While Douglas might have been locked in and focused enough to forget about the most exciting play during the open portion of Wednesday's practice, it was the kind of play that got the whole team going. 

Without remembering the specific instance, Douglas rightly guessed that it was his defensive back teammates, who ran over to congratulate him and celebrate. 

"We get so happy when one of us makes a play because we work hard and we know our goals in our room," Douglas said. "And we know our energy transforms and just passes along to other people. You can get somebody energized and they get somebody else energized." 

Head coach Doug Pederson elected to have his team in pads Wednesday in an effort to keep the team's intensity and physicality high as the team gets ready for the NFC Championship Game. 

That play helped. 

"I think Coach Pederson talks about it all the time; match his intensity," linebacker Nate Gerry said. "So when you see something like that, I guess that's matching the intensity. It just kind of sets the tone for practice."

During the Eagles' first-round bye, the team's players council went to Pederson and asked for an extra day in pads. Pederson planned on one leading into the divisional round game against the Falcons, but his veteran leaders didn't want to go an extra week without that intensity, so the Eagles strapped on their pads. 

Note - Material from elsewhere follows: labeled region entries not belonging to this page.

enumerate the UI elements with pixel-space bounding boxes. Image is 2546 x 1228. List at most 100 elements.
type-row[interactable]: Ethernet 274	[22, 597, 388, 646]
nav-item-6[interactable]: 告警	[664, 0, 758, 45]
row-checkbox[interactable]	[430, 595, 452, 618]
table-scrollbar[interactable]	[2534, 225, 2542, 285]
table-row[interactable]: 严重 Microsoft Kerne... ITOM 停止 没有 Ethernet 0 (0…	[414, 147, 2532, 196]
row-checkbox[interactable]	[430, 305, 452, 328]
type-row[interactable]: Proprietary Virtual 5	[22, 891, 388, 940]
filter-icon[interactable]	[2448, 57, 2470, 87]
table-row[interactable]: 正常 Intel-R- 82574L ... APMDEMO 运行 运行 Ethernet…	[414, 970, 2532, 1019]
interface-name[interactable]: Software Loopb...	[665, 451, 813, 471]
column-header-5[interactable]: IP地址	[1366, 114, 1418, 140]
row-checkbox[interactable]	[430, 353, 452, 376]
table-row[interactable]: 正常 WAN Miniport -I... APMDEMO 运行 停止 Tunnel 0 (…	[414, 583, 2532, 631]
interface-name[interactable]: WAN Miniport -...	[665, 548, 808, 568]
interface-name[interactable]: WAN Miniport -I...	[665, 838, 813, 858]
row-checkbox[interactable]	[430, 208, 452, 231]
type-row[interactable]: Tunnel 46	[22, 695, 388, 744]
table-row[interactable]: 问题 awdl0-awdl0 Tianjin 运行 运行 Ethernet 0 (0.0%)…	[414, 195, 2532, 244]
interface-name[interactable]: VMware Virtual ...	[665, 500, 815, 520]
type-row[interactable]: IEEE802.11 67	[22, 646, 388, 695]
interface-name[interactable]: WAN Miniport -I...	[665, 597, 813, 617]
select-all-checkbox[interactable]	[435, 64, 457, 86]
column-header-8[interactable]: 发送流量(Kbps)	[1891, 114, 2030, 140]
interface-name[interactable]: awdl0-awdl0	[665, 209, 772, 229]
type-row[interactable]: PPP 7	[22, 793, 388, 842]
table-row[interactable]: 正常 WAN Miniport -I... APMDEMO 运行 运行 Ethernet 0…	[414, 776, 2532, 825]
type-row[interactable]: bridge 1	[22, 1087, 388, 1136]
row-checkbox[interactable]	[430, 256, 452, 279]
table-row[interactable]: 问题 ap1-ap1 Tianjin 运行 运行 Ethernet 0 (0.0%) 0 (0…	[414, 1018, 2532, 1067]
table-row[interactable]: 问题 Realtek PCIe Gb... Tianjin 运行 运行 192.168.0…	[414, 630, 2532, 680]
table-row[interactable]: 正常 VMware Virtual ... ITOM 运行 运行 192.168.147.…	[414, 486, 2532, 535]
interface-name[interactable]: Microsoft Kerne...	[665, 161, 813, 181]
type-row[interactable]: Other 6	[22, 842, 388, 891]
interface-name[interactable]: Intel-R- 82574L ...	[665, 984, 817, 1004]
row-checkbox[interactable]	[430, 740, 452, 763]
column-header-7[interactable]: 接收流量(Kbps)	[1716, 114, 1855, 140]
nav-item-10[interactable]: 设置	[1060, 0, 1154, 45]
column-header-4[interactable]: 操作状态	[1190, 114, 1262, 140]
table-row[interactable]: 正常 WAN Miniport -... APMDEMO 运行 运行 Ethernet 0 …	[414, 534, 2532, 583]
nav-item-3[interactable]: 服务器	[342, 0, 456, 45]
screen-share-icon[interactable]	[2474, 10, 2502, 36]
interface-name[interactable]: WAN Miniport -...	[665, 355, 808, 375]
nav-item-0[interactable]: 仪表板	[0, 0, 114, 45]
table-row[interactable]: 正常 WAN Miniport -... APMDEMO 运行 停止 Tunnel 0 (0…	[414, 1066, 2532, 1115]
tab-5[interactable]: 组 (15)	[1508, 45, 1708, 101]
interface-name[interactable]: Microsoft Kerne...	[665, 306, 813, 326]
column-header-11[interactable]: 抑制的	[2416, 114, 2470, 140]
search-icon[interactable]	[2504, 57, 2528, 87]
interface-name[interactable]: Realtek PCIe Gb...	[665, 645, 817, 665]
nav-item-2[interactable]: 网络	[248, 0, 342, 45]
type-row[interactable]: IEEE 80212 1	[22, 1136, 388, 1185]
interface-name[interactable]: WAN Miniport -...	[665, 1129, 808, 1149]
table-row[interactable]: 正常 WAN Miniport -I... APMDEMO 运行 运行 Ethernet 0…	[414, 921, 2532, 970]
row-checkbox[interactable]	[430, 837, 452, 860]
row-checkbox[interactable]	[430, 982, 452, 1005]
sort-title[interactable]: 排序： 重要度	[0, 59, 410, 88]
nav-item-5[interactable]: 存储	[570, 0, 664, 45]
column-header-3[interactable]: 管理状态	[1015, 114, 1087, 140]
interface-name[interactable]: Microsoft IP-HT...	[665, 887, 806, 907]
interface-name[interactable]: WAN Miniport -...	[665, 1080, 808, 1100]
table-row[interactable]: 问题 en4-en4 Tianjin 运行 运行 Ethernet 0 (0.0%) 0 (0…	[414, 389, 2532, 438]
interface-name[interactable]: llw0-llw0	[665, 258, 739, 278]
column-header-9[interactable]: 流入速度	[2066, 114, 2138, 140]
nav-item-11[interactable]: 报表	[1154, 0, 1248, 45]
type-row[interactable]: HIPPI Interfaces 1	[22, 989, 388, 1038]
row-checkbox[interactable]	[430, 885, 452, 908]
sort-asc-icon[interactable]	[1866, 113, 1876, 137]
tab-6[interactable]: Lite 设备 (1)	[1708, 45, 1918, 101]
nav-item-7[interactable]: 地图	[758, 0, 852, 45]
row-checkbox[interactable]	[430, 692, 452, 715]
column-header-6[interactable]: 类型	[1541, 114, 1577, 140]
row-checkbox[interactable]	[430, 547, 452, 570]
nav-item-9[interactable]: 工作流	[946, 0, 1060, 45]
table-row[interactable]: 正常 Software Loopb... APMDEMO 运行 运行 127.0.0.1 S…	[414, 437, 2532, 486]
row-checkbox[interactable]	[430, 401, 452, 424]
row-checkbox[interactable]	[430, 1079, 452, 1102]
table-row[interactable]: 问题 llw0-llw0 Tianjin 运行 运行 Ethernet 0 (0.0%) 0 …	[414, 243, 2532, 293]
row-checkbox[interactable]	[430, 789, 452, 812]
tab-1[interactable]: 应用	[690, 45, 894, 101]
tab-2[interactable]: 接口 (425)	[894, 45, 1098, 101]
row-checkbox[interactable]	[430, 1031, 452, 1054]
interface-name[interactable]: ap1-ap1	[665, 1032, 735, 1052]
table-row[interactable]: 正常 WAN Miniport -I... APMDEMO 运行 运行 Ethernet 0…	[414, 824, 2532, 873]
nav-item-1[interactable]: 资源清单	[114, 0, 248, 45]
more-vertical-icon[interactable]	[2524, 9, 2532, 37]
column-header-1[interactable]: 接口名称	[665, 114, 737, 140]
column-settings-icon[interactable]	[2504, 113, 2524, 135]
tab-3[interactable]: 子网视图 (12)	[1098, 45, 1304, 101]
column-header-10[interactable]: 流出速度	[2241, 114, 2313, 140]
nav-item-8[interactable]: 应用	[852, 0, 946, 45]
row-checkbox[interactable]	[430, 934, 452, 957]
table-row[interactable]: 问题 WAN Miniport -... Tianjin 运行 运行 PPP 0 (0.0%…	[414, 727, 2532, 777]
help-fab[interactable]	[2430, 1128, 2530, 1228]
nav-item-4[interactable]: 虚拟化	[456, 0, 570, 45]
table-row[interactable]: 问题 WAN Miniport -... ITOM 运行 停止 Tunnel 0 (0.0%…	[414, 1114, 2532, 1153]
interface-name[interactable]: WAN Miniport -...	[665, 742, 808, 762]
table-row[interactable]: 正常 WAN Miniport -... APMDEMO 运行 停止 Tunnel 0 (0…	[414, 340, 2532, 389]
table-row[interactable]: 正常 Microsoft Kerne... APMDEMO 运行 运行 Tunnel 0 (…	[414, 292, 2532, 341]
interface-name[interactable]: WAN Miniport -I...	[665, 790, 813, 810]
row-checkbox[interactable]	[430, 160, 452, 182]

They did it again last week and they did it again Wednesday. 

All season the Eagles have believed they're going to play the way they practice, so it shouldn't be much of a shocker. Pederson and the Eagles — despite all the hoopla around the championship — tried to treat Wednesday like any other Wednesday. In part, that meant getting the pads on and going through a tough practice. 

"We ain't going to play on Sunday without pads, so you just have keep in tune with what you do," Douglas said. "I think pads are good."